People starting skating or returning after a long break often believe that the wider base of quad
skates will provide more stability resulting in less falls. The opposite is actually true as the wheels are mounted on a short plate with the rear wheels being located exactly on the
tipping point of the skate, directly under the heel. This can result in backward falls if the skater leans too far back. The extra width of quad skates can make it easier to clip the inside wheels resulting in stumbles and falls when learning.

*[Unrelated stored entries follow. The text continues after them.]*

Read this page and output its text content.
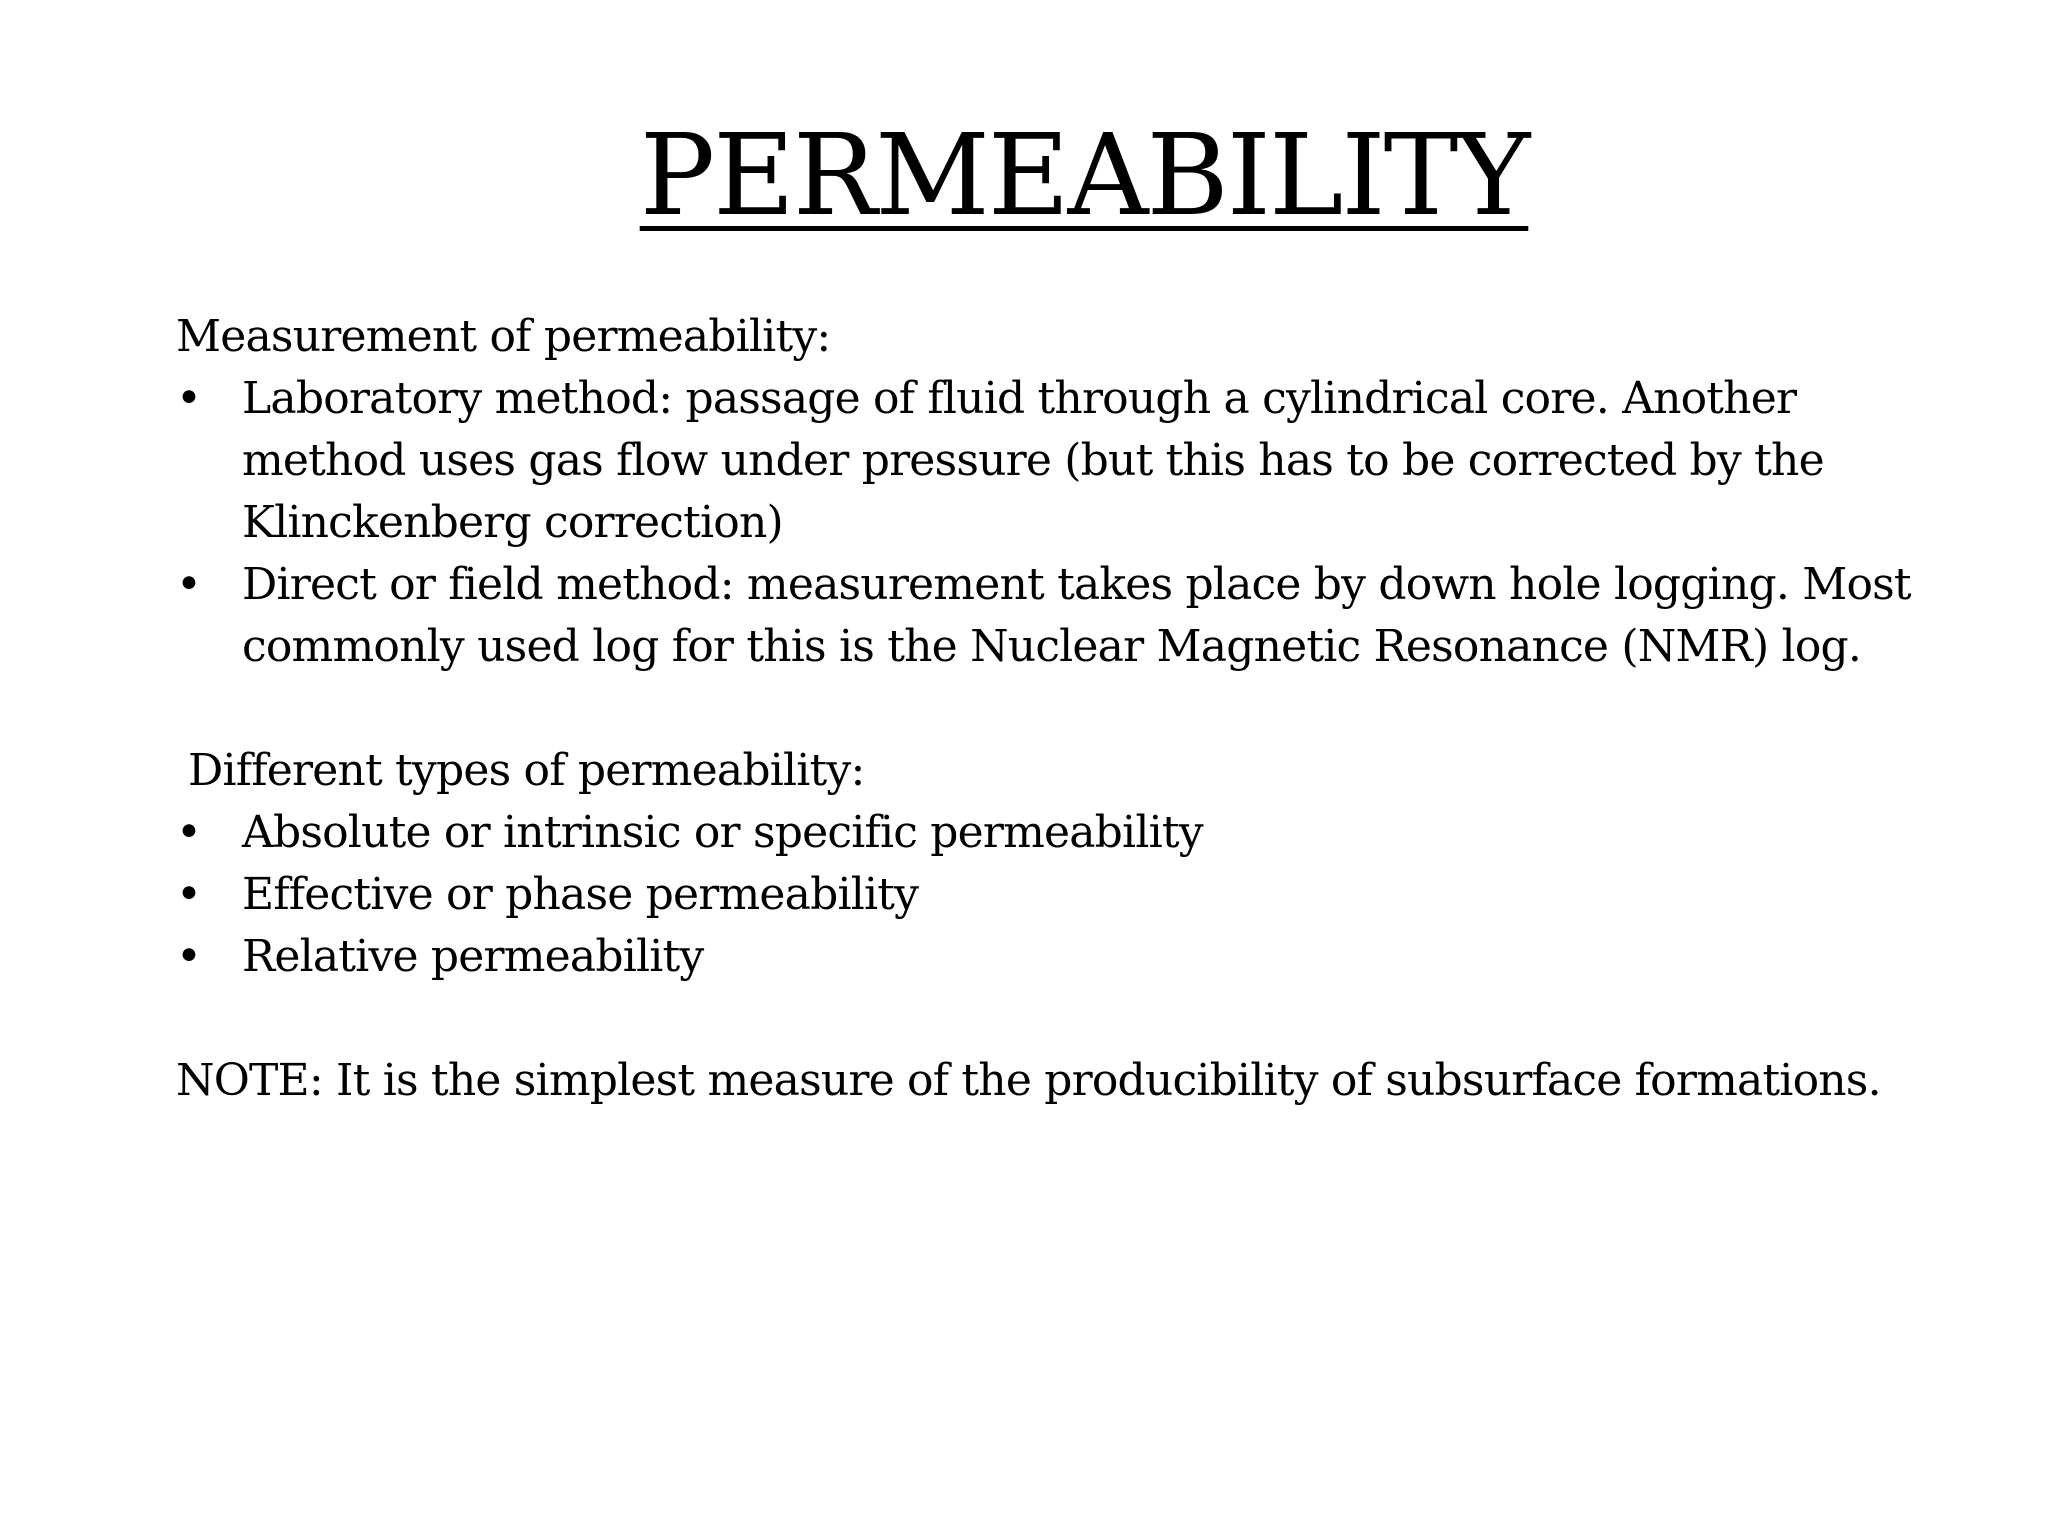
PERMEABILITY

Measurement of permeability:

• Laboratory method: passage of fluid through a cylindrical core. Another method uses gas flow under pressure (but this has to be corrected by the Klinckenberg correction)
• Direct or field method: measurement takes place by down hole logging. Most commonly used log for this is the Nuclear Magnetic Resonance (NMR) log.

Different types of permeability:

• Absolute or intrinsic or specific permeability
• Effective or phase permeability
• Relative permeability

NOTE: It is the simplest measure of the producibility of subsurface formations.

Inline skates have high ankles for extra support and stability plus almost all inline skates have a heel brake fitted as standard which makes stopping very easy for beginners. Most quad skates have toe stops fitted to the front of the boot which requires the skater to be travelling backwards to use them correctly, this often isn't easily achievable by beginner skaters.
Inline skates also have longer frames extending past the toes and heels. This makes them much more stable and less likely to cause backward falls plus the narrow wheels
can't be clipped like quad skates.
For any schools or community groups thinking of buying their own skates then maintenance and safety checks should be considered too. All skates have wheels containing bearings and spacers that can fail. With inline skates these are the only moving parts but quad skates also have trucks, bushes and pivot cups that can work loose or fail so this should be considered too as skate maintenance is essential for safety and can be time consuming.
Inline skates have large diameter wheels which makes them much more suitable for skating outdoors as they can easily roll over obsticles like stones and twigs allowing us to run our sessions outdoors in playgrounds and on cycle paths.
It's a personal choice but we always recommend inline skates for anyone starting skating or returning after not having skated for years.